About the Eagle's Nest Lodge at Bridal Veil Falls in Utah

The lodge first opened in 1961. Utah State Sen. Rue Clegg acquired the land in a 1929 tax sale "for some obscene amount, like $50," said Wyatt Grow, 27, David's son and spokesman for the family company, Waterfall Consultants. Clegg and his wife, Margaret, worked for years to make the site ready. But following its first operating season, on a celebratory jaunt to Mexico, Clegg died of a sudden heart attack.

Control of the resort fell to Margaret, who sold it and bought it back several years later. She sold it again in the late '60s to a Colorado group that had made its fortune in oil. From there, "it changed hands a bunch of times," according to Wyatt, before the Grow family purchased it in 1971.

The lodge operated as a full-service restaurant for the next five years, but business was spotty, David Grow said. He recalled the routine experience of greeting large groups of customers at the base of the mountain, only to watch them turn back for one or two apprehensive members.

"It was the tram that made everyone nervous," he said. "We used to have people that would crawl out of that tram [at the top]."

So in 1976, the restaurant became exclusively a special-event venue for weddings, receptions, class reunions and the like. It hosted countless celebrants and weathered high winds and several avalanches over the years, but closed its doors -- at the time, only temporarily -- in 1996.

After the fire, the Utah County Sheriff's Office ordered the Grows to pull down the remaining cable, fearing adventurers would use it to scale the rocky face by the waterfall.

"When it was disconnected from the building, it was just dangling down those cliffs," David said.

Thus formally ended any hope of renovating the existing structure: The same lines that had spanned the mountainside for nearly 50 years were rolled up at the base and unceremoniously cut for recycling.

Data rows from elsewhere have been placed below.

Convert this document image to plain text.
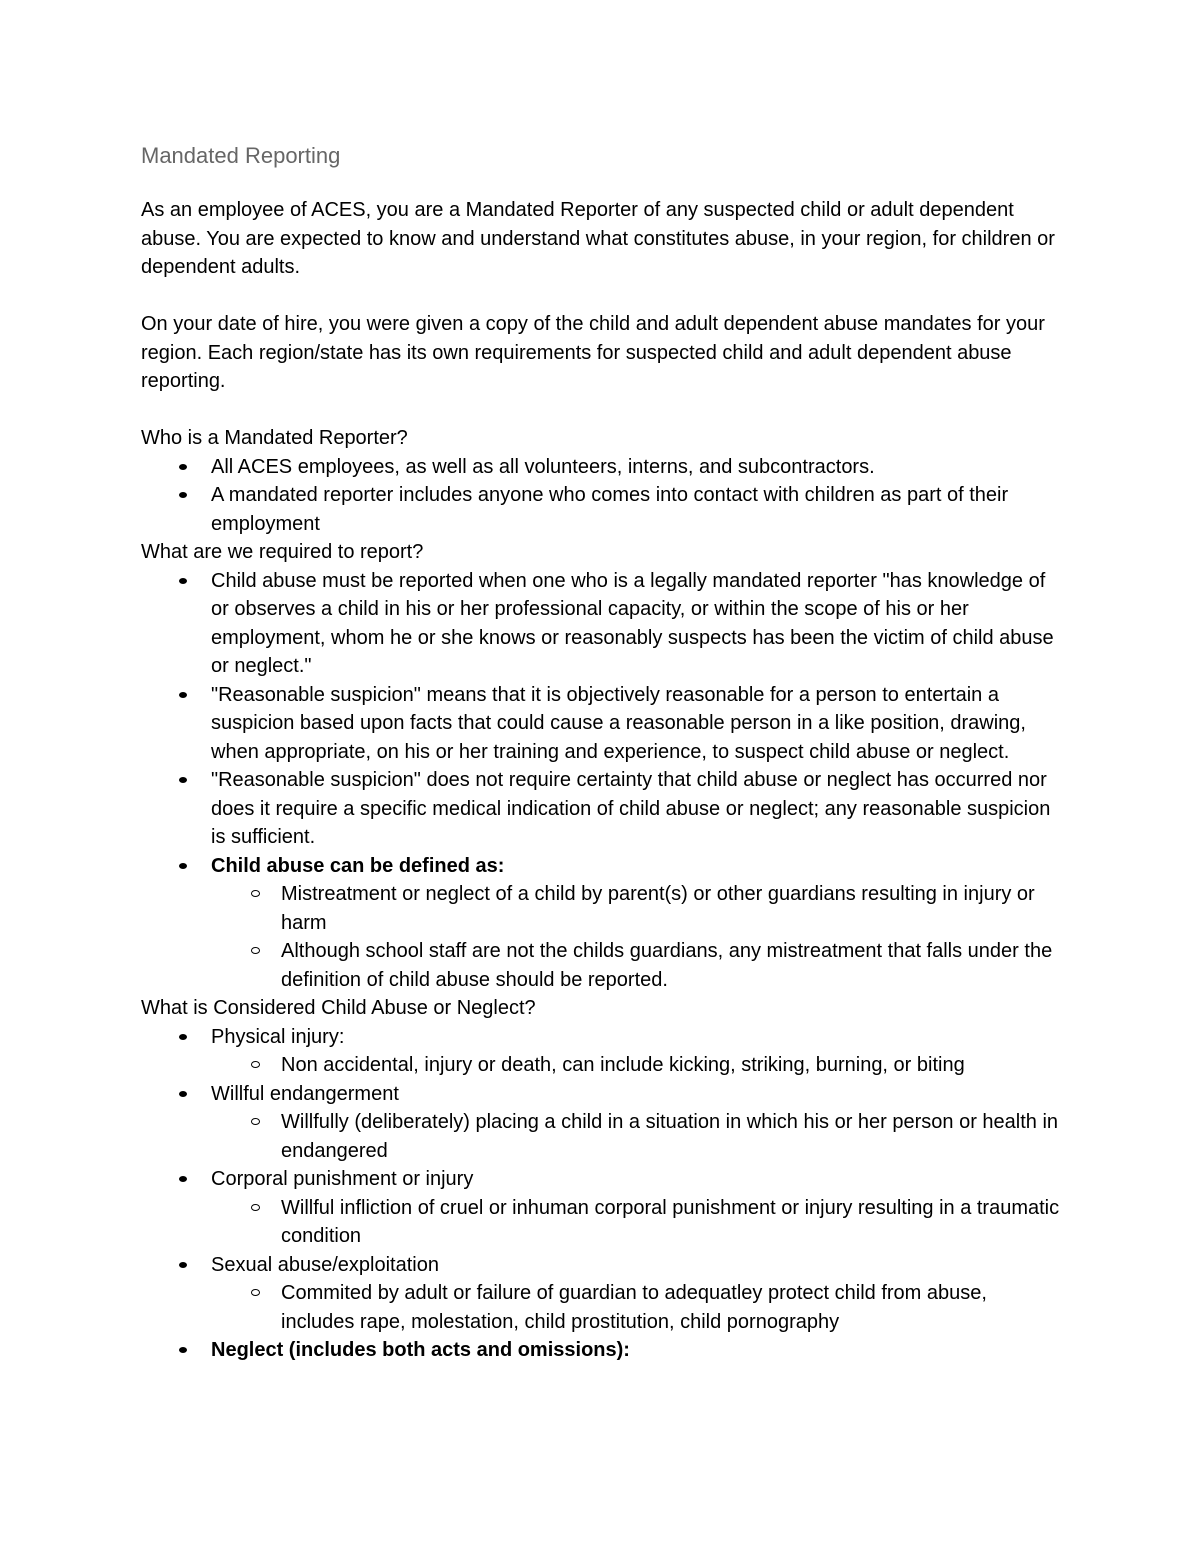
Mandated Reporting

As an employee of ACES, you are a Mandated Reporter of any suspected child or adult dependent abuse. You are expected to know and understand what constitutes abuse, in your region, for children or dependent adults.

On your date of hire, you were given a copy of the child and adult dependent abuse mandates for your region. Each region/state has its own requirements for suspected child and adult dependent abuse reporting.

Who is a Mandated Reporter?

All ACES employees, as well as all volunteers, interns, and subcontractors.
A mandated reporter includes anyone who comes into contact with children as part of their employment

What are we required to report?

Child abuse must be reported when one who is a legally mandated reporter "has knowledge of or observes a child in his or her professional capacity, or within the scope of his or her employment, whom he or she knows or reasonably suspects has been the victim of child abuse or neglect."
"Reasonable suspicion" means that it is objectively reasonable for a person to entertain a suspicion based upon facts that could cause a reasonable person in a like position, drawing, when appropriate, on his or her training and experience, to suspect child abuse or neglect.
"Reasonable suspicion" does not require certainty that child abuse or neglect has occurred nor does it require a specific medical indication of child abuse or neglect; any reasonable suspicion is sufficient.
Child abuse can be defined as:
Mistreatment or neglect of a child by parent(s) or other guardians resulting in injury or harm
Although school staff are not the childs guardians, any mistreatment that falls under the definition of child abuse should be reported.

What is Considered Child Abuse or Neglect?

Physical injury:
Non accidental, injury or death, can include kicking, striking, burning, or biting
Willful endangerment
Willfully (deliberately) placing a child in a situation in which his or her person or health in endangered
Corporal punishment or injury
Willful infliction of cruel or inhuman corporal punishment or injury resulting in a traumatic condition
Sexual abuse/exploitation
Commited by adult or failure of guardian to adequatley protect child from abuse, includes rape, molestation, child prostitution, child pornography
Neglect (includes both acts and omissions):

But there may be another chapter to the story: A group calling itself Bridal Veil Falls is in discussions with the Grow family about the future of the site. They declined to offer details, but said there will be an announcement in the coming week. Wyatt Grow suggested he plans to sell the resort if things go well.

"If they can come up with the money and make something beautiful, they'll have our complete support," he said.